We’ve had so many good times.

To be honest, I’m not sure I fully understand the purpose of your existence. Maybe there’s an undiscovered evolutionary benefit to having half a dozen inch-long hairs jutting from my aureolas. Perhaps your true advantage may not be known until I find myself in a post-apocalyptic scenario. Then again, maybe it’s a rite of passage – the longer I stay alive, the furrier my breasts become.

I didn’t realize how persistent you’d been until I replaced a bathroom light that’d been burned out for two years. I was torn between raising the terror alert and doting proudly when I saw you – “Oh my, how you’ve grown!” Here I was, living life without a care, completely ignorant of the franchises you’d been setting up across my lady lumps.
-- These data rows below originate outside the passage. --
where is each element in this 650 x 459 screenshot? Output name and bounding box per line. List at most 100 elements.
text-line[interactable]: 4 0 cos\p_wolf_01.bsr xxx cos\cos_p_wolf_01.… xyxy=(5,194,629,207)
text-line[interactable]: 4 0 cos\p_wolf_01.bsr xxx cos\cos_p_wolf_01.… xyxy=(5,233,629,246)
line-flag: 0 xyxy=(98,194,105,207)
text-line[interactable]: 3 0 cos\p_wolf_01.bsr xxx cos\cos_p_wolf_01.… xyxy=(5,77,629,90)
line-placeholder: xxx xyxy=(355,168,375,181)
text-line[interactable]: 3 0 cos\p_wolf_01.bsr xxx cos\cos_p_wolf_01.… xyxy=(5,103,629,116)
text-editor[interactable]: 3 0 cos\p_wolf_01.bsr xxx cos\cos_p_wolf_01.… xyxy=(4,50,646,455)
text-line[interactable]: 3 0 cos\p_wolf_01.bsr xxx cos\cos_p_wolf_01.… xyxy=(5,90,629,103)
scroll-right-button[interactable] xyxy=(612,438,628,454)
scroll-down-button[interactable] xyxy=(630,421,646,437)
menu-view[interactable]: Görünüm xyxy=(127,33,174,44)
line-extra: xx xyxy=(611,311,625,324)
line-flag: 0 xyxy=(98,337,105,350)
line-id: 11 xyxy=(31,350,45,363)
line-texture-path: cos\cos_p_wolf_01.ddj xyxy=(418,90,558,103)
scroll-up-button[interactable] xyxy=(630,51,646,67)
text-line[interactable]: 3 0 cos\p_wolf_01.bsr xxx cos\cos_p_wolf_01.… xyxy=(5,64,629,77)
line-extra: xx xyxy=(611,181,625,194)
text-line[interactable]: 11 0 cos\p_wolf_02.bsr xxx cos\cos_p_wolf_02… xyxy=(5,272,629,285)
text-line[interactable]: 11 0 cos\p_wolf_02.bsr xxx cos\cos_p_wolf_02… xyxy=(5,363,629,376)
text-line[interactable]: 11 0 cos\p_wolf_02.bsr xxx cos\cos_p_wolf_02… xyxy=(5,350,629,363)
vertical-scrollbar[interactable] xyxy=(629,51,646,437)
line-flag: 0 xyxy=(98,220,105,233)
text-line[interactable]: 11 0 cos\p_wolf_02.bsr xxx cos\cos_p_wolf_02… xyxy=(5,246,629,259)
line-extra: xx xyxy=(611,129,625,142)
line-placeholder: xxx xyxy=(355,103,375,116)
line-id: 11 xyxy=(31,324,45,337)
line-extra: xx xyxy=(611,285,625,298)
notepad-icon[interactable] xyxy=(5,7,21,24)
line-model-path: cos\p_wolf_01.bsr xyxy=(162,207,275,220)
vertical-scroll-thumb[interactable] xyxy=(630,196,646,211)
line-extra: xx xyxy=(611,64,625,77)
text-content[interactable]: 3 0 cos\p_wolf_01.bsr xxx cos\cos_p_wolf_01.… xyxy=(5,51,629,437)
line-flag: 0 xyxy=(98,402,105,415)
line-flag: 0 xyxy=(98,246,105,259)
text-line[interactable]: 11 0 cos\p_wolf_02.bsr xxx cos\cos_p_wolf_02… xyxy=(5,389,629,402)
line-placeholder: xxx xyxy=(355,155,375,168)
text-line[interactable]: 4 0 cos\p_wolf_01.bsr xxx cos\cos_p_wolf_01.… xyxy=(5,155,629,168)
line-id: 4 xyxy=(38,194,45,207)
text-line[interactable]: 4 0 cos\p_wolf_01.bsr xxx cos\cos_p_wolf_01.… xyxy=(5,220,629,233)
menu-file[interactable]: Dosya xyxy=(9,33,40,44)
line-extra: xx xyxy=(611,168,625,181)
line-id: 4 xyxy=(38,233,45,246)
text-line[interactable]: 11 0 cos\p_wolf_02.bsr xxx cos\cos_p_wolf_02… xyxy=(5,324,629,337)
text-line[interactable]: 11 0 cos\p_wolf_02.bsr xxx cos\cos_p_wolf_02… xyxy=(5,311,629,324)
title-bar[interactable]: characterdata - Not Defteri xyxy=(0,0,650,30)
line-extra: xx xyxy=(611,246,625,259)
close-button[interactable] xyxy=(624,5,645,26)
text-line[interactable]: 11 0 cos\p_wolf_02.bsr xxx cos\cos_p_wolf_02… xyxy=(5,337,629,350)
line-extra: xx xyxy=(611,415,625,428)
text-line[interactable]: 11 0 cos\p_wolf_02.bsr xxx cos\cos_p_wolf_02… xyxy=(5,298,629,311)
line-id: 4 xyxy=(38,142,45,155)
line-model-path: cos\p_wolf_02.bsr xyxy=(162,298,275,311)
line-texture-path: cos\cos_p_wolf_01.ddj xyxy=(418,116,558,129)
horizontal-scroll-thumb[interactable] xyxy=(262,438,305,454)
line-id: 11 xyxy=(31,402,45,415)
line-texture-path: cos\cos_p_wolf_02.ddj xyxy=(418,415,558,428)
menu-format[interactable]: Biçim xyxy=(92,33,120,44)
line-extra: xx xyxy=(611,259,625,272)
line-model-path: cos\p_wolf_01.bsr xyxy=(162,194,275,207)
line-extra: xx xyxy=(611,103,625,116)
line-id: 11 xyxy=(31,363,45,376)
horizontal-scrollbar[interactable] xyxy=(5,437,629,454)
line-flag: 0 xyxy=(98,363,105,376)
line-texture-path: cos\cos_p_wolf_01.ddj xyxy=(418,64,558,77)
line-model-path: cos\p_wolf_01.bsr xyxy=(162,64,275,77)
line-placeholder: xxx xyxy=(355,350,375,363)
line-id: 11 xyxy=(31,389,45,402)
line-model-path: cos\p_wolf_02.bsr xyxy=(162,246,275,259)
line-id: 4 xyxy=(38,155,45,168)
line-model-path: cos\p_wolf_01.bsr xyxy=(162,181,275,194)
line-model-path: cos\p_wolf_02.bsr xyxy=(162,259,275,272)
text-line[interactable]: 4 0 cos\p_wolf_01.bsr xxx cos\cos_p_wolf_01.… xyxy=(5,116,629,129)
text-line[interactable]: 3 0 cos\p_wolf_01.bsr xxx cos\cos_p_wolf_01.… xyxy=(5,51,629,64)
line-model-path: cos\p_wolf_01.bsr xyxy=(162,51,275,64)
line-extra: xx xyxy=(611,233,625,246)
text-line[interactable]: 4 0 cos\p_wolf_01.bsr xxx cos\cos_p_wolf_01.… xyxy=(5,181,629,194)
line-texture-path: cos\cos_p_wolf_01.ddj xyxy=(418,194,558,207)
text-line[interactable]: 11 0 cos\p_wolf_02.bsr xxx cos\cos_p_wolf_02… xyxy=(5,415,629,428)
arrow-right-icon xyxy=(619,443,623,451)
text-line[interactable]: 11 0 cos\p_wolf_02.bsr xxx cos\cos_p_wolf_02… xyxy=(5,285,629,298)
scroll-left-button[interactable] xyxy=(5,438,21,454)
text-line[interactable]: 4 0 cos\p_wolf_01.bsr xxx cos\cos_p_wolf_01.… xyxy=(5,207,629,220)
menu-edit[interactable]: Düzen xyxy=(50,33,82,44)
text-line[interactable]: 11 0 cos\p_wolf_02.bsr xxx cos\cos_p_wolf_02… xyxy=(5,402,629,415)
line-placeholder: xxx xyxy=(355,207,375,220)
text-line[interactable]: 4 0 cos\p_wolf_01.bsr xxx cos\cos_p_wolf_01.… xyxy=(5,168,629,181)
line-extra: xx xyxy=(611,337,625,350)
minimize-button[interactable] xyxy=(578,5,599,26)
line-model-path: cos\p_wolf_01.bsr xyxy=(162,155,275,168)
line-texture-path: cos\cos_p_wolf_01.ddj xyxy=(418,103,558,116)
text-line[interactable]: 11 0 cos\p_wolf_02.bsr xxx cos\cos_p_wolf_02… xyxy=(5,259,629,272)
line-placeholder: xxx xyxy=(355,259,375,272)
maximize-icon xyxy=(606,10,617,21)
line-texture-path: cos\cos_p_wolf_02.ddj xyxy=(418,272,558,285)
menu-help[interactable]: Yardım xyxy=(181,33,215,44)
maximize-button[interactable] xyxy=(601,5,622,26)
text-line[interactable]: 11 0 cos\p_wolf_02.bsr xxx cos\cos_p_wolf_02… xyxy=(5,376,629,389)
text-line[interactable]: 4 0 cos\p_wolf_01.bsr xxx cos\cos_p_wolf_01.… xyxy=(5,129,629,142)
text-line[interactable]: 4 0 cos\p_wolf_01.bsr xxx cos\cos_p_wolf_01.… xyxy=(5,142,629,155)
I have to admire your success rate, though. You go underground just long enough for me to forget you exist and then BAM! You’re almost long enough to braid. A girl has to admit when she’s been defeated.

Some women claim you don’t exist. They call you a myth – “no, not me,” they say, “I’ve never had one.” But I know you are real. I have seen you with my own eyes and felt you with my tweezer-wielding fingers and I will never forget. If anything, I wish I could be more like you – dedicated, tenacious, and motivated.

At the end of the day, I guess I can’t blame you for your persistence. My boobs are pretty damn amazing.